While advances in technology have brought great opportunities for the development of the Industrial Internet of Things (IIoT), cybersecurity risks are also increasing. Intrusion detection is a key technology to ensure the security and smooth operation of the Internet of Things (IoT), but owing to the resource constraints of IIoT devices, intrusion detection solutions need to be targeted and customized for the IIoT. This paper proposes a dual teacher knowledge distillation intrusion detection model called DTKD-IDS, which improves the performance of anomaly detection, accelerates the detection speed of the model, and reduces the complexity of the model. Specifically, To make the distillation process more efficient and stable, DTKD-IDS outputs a data prototype vector after each convolutional layer of the student network and the first teacher network. On the basis of these two prototype vectors, the student model extracts the most valuable knowledge from the structurally similar first teacher model. We name this process prototype distillation. In addition, we weight the extracted knowledge on the basis of the final classification loss of the two teacher networks and adaptively adjust the weights of the two teacher knowledge extractions during the training process to provide more accurate output distributions to guide the student network. This process is referred to as complementary distillation. During the training phase, we design a stable loss function to improve training efficiency. Through knowledge distillation, the model size and the number of parameters decreased by about 250 and 20 times compared to the first model, and by about 30 and 4 times compared to the second teacher model, while maintaining high detection performance. Numerous experimental results have shown that on the X-IIoTID, NSL-KDD and CICDDoS2019 datasets, the performance indicators of DTKD-IDS are improved compared with the traditional deep learning methods and the latest first-class models.

查看原文本刊更多论文

DTKD-IDS：工业物联网双教师知识蒸馏入侵检测模型

技术进步为工业物联网的发展带来巨大机遇的同时，网络安全风险也在不断增加。入侵检测是保障物联网安全、平稳运行的关键技术，但受工业物联网设备资源限制，入侵检测解决方案需要针对工业物联网进行针对性定制。本文提出了双教师知识蒸馏入侵检测模型DTKD-IDS，该模型提高了异常检测的性能，加快了模型的检测速度，降低了模型的复杂度。为了使蒸馏过程更加高效和稳定，DTKD-IDS在学生网络和第一教师网络的每个卷积层之后输出一个数据原型向量。在这两个原型向量的基础上，学生模型从结构相似的第一位教师模型中提取最有价值的知识。我们称这个过程为原型蒸馏。此外，我们在两个教师网络的最终分类损失的基础上对提取的知识进行加权，并在训练过程中自适应调整两个教师知识提取的权重，以提供更准确的输出分布来指导学生网络。这个过程被称为补充蒸馏。在训练阶段，我们设计了一个稳定的损失函数来提高训练效率。通过知识蒸馏，模型大小和参数数量分别比第一个模型减少了约250倍和20倍，比第二个教师模型减少了约30倍和4倍，同时保持了较高的检测性能。大量实验结果表明，在X-IIoTID、NSL-KDD和CICDDoS2019数据集上，与传统深度学习方法和最新的一流模型相比，DTKD-IDS的性能指标得到了提高。
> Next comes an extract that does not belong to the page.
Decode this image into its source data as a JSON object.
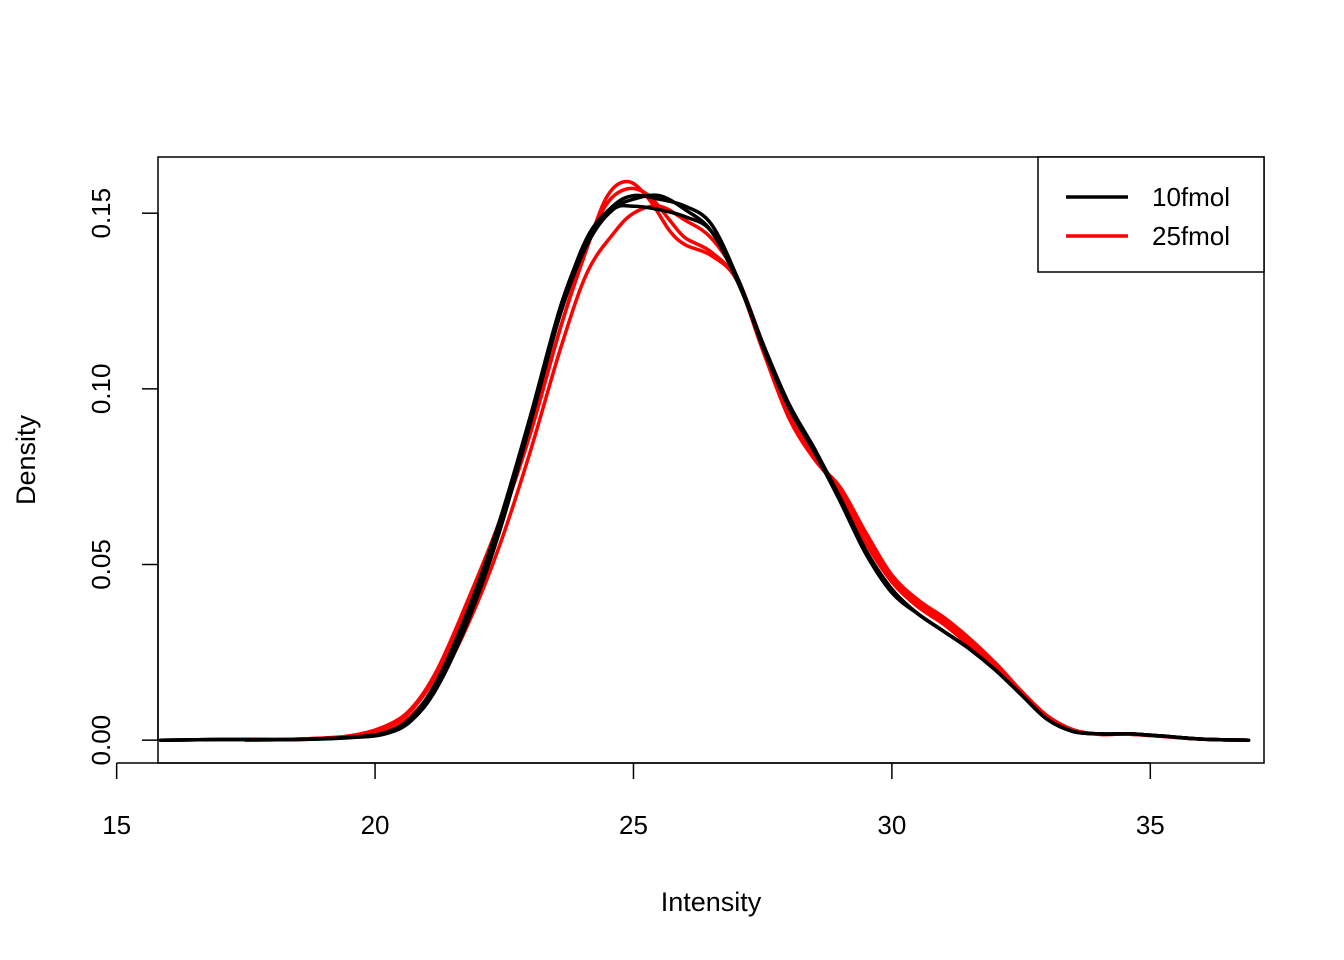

本文章由计算机程序翻译，如有差异，请以英文原文为准。

求助全文

约1分钟内获得全文求助全文

来源期刊

Ad Hoc Networks 工程技术-电信学

CiteScore

10.20

自引率

4.20%

发文量

131

审稿时长

4.8 months

期刊介绍： The Ad Hoc Networks is an international and archival journal providing a publication vehicle for complete coverage of all topics of interest to those involved in ad hoc and sensor networking areas. The Ad Hoc Networks considers original, high quality and unpublished contributions addressing all aspects of ad hoc and sensor networks. Specific areas of interest include, but are not limited to: Mobile and Wireless Ad Hoc Networks Sensor Networks Wireless Local and Personal Area Networks Home Networks Ad Hoc Networks of Autonomous Intelligent Systems Novel Architectures for Ad Hoc and Sensor Networks Self-organizing Network Architectures and Protocols Transport Layer Protocols Routing protocols (unicast, multicast, geocast, etc.) Media Access Control Techniques Error Control Schemes Power-Aware, Low-Power and Energy-Efficient Designs Synchronization and Scheduling Issues Mobility Management Mobility-Tolerant Communication Protocols Location Tracking and Location-based Services Resource and Information Management Security and Fault-Tolerance Issues Hardware and Software Platforms, Systems, and Testbeds Experimental and Prototype Results Quality-of-Service Issues Cross-Layer Interactions Scalability Issues Performance Analysis and Simulation of Protocols.